Per la vicenda processuale che costituisce ante fatto di quella odierna, evidenzia la Corte di appello come l’assoluzione fosse derivata dall’accertata falsità di quanto riportato nel verbale di arresto sia in ordine alle aggressioni che il L. avrebbe perpetrato ai danni degli ufficiali ed agenti della Questura di Trapani che quanto alle espressioni offensive che l’arrestato avrebbe pronunciato alla volta degli operanti.

Il tribunale aveva infatti ritenuto l’intera ricostruzione dei fatti esposta nel verbale di arresto come artificiosamente costruita allo scopo di giustificare le lesioni riportate dall’arrestato nel corso di un pestaggio avvenuto all’interno del parcheggio della Questura e apprezzato come verosimilmente organizzato allo scopo di punire il L. che aveva assunto nei confronti dei verbalizzanti un atteggiamento giudicato eccessivamente sfrontato.

All’esito di siffatta pronuncia erano stati tratti a giudizio gli agenti che avevano sottoscritto il verbale di arresto del 4 febbraio 2005. Nell’ambito di detto processo venivano sentiti come testimoni i ricorrenti, anch’essi in servizio presso la questura di Trapani.

Il processo veniva definito con sentenza di condanna dei verbalizzanti per il reato di falso ed era disposta la trasmissione al Procuratore della Repubblica degli atti relativi alle deposizioni rese dai prevenuti.

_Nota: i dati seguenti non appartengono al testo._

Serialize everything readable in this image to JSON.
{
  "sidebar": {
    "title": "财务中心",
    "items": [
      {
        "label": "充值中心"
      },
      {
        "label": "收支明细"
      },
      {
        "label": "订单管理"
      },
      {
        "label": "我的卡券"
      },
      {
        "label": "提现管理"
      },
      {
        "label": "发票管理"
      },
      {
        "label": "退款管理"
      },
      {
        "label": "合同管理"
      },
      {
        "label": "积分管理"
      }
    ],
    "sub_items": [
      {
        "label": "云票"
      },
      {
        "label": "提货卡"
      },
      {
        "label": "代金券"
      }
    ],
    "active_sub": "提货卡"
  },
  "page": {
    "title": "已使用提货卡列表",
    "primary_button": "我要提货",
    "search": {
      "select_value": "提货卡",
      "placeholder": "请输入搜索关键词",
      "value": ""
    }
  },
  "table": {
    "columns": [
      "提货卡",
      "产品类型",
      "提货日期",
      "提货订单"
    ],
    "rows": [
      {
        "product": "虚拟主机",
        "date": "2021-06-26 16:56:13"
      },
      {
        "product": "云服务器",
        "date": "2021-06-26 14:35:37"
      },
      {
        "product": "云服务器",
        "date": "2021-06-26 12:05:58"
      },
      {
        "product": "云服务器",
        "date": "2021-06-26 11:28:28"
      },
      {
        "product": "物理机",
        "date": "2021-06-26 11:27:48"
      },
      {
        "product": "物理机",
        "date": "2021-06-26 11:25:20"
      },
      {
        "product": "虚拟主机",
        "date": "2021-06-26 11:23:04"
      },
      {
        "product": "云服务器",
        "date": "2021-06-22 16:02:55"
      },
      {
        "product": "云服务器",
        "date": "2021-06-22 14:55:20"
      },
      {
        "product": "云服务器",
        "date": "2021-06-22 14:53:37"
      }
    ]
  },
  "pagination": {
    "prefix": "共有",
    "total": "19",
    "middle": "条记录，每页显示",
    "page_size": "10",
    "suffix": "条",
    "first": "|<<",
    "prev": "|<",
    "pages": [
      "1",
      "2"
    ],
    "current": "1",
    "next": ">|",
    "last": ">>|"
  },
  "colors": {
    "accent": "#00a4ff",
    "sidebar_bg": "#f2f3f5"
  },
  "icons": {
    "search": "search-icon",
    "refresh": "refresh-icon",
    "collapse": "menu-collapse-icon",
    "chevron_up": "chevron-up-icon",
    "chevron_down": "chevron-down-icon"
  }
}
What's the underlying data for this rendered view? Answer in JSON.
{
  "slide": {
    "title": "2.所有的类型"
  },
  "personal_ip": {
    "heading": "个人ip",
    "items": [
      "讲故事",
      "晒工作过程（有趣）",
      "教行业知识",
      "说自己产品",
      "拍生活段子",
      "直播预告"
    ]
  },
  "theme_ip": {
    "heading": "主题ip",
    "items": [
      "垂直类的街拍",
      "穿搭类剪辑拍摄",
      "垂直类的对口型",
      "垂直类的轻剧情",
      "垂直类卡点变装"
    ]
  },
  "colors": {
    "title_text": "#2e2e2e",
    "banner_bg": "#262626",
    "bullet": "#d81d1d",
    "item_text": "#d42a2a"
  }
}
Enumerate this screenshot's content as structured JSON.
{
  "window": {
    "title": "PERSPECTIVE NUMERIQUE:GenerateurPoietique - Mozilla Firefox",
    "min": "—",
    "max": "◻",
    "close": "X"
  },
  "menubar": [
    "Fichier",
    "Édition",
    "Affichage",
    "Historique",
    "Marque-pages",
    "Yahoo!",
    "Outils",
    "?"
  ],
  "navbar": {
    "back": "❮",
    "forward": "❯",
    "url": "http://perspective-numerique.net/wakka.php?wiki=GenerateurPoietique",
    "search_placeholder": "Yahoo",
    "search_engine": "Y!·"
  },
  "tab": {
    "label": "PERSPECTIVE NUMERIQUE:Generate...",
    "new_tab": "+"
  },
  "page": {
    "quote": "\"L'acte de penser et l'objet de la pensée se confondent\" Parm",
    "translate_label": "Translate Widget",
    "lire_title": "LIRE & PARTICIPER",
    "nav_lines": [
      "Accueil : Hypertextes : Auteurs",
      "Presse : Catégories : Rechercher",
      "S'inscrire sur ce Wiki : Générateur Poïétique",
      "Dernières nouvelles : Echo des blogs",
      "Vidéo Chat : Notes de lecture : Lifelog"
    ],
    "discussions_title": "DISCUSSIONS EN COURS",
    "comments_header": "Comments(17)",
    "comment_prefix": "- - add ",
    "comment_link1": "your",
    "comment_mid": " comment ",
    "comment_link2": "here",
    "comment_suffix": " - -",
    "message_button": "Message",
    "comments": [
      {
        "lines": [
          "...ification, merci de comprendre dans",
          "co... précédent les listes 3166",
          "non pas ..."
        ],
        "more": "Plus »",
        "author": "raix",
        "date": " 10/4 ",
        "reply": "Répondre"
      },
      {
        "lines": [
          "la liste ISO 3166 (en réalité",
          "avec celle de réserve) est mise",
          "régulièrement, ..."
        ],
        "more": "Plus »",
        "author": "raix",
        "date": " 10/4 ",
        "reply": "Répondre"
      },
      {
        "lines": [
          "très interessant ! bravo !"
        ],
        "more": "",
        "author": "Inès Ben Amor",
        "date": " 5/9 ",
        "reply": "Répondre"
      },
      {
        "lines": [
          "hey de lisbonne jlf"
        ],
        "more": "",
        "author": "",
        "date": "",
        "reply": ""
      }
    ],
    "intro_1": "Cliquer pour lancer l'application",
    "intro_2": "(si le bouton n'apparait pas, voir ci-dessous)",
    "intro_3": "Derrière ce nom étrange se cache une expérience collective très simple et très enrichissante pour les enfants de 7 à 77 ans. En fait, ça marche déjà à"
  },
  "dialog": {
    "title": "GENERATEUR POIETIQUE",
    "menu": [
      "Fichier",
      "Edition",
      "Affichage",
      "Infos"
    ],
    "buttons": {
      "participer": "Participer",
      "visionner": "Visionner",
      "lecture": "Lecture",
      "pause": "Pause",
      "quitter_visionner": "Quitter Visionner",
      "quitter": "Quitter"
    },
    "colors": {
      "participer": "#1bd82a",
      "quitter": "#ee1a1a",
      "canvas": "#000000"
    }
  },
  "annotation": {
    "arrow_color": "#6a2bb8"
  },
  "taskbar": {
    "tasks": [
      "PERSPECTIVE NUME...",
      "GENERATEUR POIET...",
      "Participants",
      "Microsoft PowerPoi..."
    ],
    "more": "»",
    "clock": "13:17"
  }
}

3. Avverso la sentenza della Corte di appello di Palermo propongono ricorso per cassazione, A.G. e P.G., a mezzo dei difensori di fiducia e S.M., in proprio.

4. La difesa di A.G. articola due motivi di ricorso, con cui denuncia vizio di motivazione e violazione di legge per i profili del travisamento della prova, per avere la Corte territoriale apprezzato la responsabilità del prevenuto attraverso una lettura delle emergenze processuali non destinata a porsi come unica ricostruzione del fatto e ad affermarsi, quindi, al di là di ogni ragionevole dubbio.

La Corte avrebbe poi immotivatamente negato al ricorrente l’applicazione delle attenuanti generiche e del beneficio della non menzione, senza valutare i parametri di cui all’art. 133 c.p..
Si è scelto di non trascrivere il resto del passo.